I have a dataframe named Data2 and I wish to put values of it inside a postgresql table. For reasons, I cannot use to_sql as some of the values in Data2 are numpy arrays.
This is Data2's schema:
cursor.execute(
"""
DROP TABLE IF EXISTS Data2;
CREATE TABLE Data2 (
time timestamp without time zone,
u bytea,
v bytea,
w bytea,
spd bytea,
dir bytea,
temp bytea
);
"""
)
My code segment:
for col in Data2_mcw.columns:
for row in Data2_mcw.index:
value = Data2_mcw[col].loc[row]
if type(value).__module__ == np.__name__:
value = pickle.dumps(value)
cursor.execute(
"""
INSERT INTO Data2_mcw(%s)
VALUES (%s)
"""
,
(col.replace('\"',''),value)
)
Error generated:
psycopg2.errors.SyntaxError: syntax error at or near "'time'"
LINE 2: INSERT INTO Data2_mcw('time')
How do I rectify this error?
Any help would be much appreciated!
CodePudding user response:
There are two problems I see with this code.
The first problem is that you cannot use bind parameters for column names, only for values.

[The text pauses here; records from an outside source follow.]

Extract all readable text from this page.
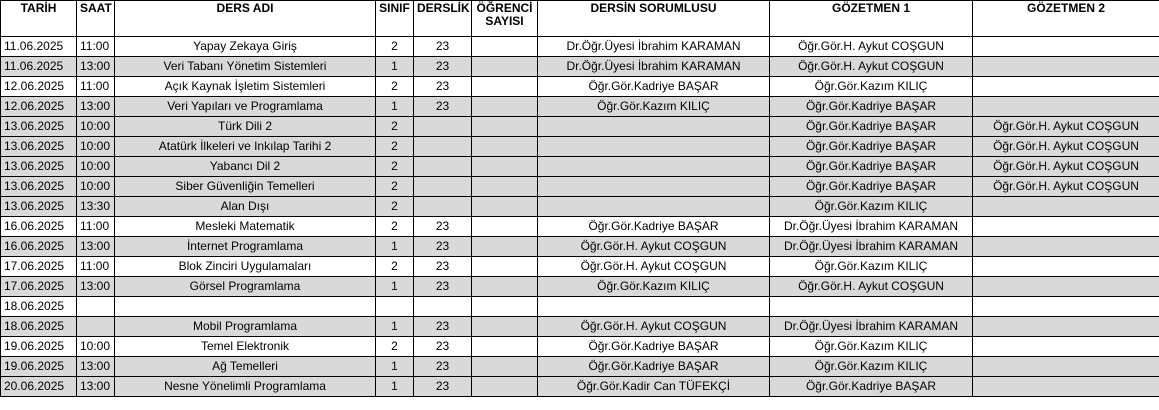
TARİH	SAAT	DERS ADI	SINIF	DERSLİK	ÖĞRENCİ SAYISI	DERSİN SORUMLUSU	GÖZETMEN 1	GÖZETMEN 2
11.06.2025	11:00	Yapay Zekaya Giriş	2	23		Dr.Öğr.Üyesi İbrahim KARAMAN	Öğr.Gör.H. Aykut COŞGUN	
11.06.2025	13:00	Veri Tabanı Yönetim Sistemleri	1	23		Dr.Öğr.Üyesi İbrahim KARAMAN	Öğr.Gör.H. Aykut COŞGUN	
12.06.2025	11:00	Açık Kaynak İşletim Sistemleri	2	23		Öğr.Gör.Kadriye BAŞAR	Öğr.Gör.Kazım KILIÇ	
12.06.2025	13:00	Veri Yapıları ve Programlama	1	23		Öğr.Gör.Kazım KILIÇ	Öğr.Gör.Kadriye BAŞAR	
13.06.2025	10:00	Türk Dili 2	2				Öğr.Gör.Kadriye BAŞAR	Öğr.Gör.H. Aykut COŞGUN
13.06.2025	10:00	Atatürk İlkeleri ve Inkılap Tarihi 2	2				Öğr.Gör.Kadriye BAŞAR	Öğr.Gör.H. Aykut COŞGUN
13.06.2025	10:00	Yabancı Dil 2	2				Öğr.Gör.Kadriye BAŞAR	Öğr.Gör.H. Aykut COŞGUN
13.06.2025	10:00	Siber Güvenliğin Temelleri	2				Öğr.Gör.Kadriye BAŞAR	Öğr.Gör.H. Aykut COŞGUN
13.06.2025	13:30	Alan Dışı	2				Öğr.Gör.Kazım KILIÇ	
16.06.2025	11:00	Mesleki Matematik	2	23		Öğr.Gör.Kadriye BAŞAR	Dr.Öğr.Üyesi İbrahim KARAMAN	
16.06.2025	13:00	İnternet Programlama	1	23		Öğr.Gör.H. Aykut COŞGUN	Dr.Öğr.Üyesi İbrahim KARAMAN	
17.06.2025	11:00	Blok Zinciri Uygulamaları	2	23		Öğr.Gör.H. Aykut COŞGUN	Öğr.Gör.Kazım KILIÇ	
17.06.2025	13:00	Görsel Programlama	1	23		Öğr.Gör.Kazım KILIÇ	Öğr.Gör.H. Aykut COŞGUN	
18.06.2025								
18.06.2025		Mobil Programlama	1	23		Öğr.Gör.H. Aykut COŞGUN	Dr.Öğr.Üyesi İbrahim KARAMAN	
19.06.2025	10:00	Temel Elektronik	2	23		Öğr.Gör.Kadriye BAŞAR	Öğr.Gör.Kazım KILIÇ	
19.06.2025	13:00	Ağ Temelleri	1	23		Öğr.Gör.Kadriye BAŞAR	Öğr.Gör.Kazım KILIÇ	
20.06.2025	13:00	Nesne Yönelimli Programlama	1	23		Öğr.Gör.Kadir Can TÜFEKÇİ	Öğr.Gör.Kadriye BAŞAR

The first of the two %s
placeholders in your SQL string is invalid. You will have to use string concatenation to set column names, something like the following (assuming you are using Python 3.6 ):
cursor.execute(
f"""
INSERT INTO Data2_mcw({col})
VALUES (%s)
""",
(value,))
The second problem is that a SQL INSERT
statement inserts an entire row. It does not insert a single value into an already-existing row, as you seem to be expecting it to.
Suppose your dataframe Data2_mcw
looks like this:
a b c
0 1 2 7
1 3 4 9
Clearly, this dataframe has six values in it. If you were to run your code on this dataframe, then it would insert six rows into your database table, one for each value, and the data in your table would look like the following:
a b c
1
3
2
4
7
9
I'm guessing you don't want this: you'd rather your database table contained the following two rows instead:
a b c
1 2 7
3 4 9
Instead of inserting one value at a time, you will have to insert one entire row at time. This means you have to swap your two loops around, build the SQL string up once beforehand, and collect together all the values for a row before passing it to the database. Something like the following should hopefully work (please note that I don't have a Postgres database to test this against):
column_names = ",".join(Data2_mcw.columns)
placeholders = ",".join(["%s"] * len(Data2_mcw.columns))
sql = f"INSERT INTO Data2_mcw({column_names}) VALUES ({placeholders})"
for row in Data2_mcw.index:
values = []
for col in Data2_mcw.columns:
value = Data2_mcw[col].loc[row]
if type(value).__module__ == np.__name__:
value = pickle.dumps(value)
values.append(value)
cursor.execute(sql, values)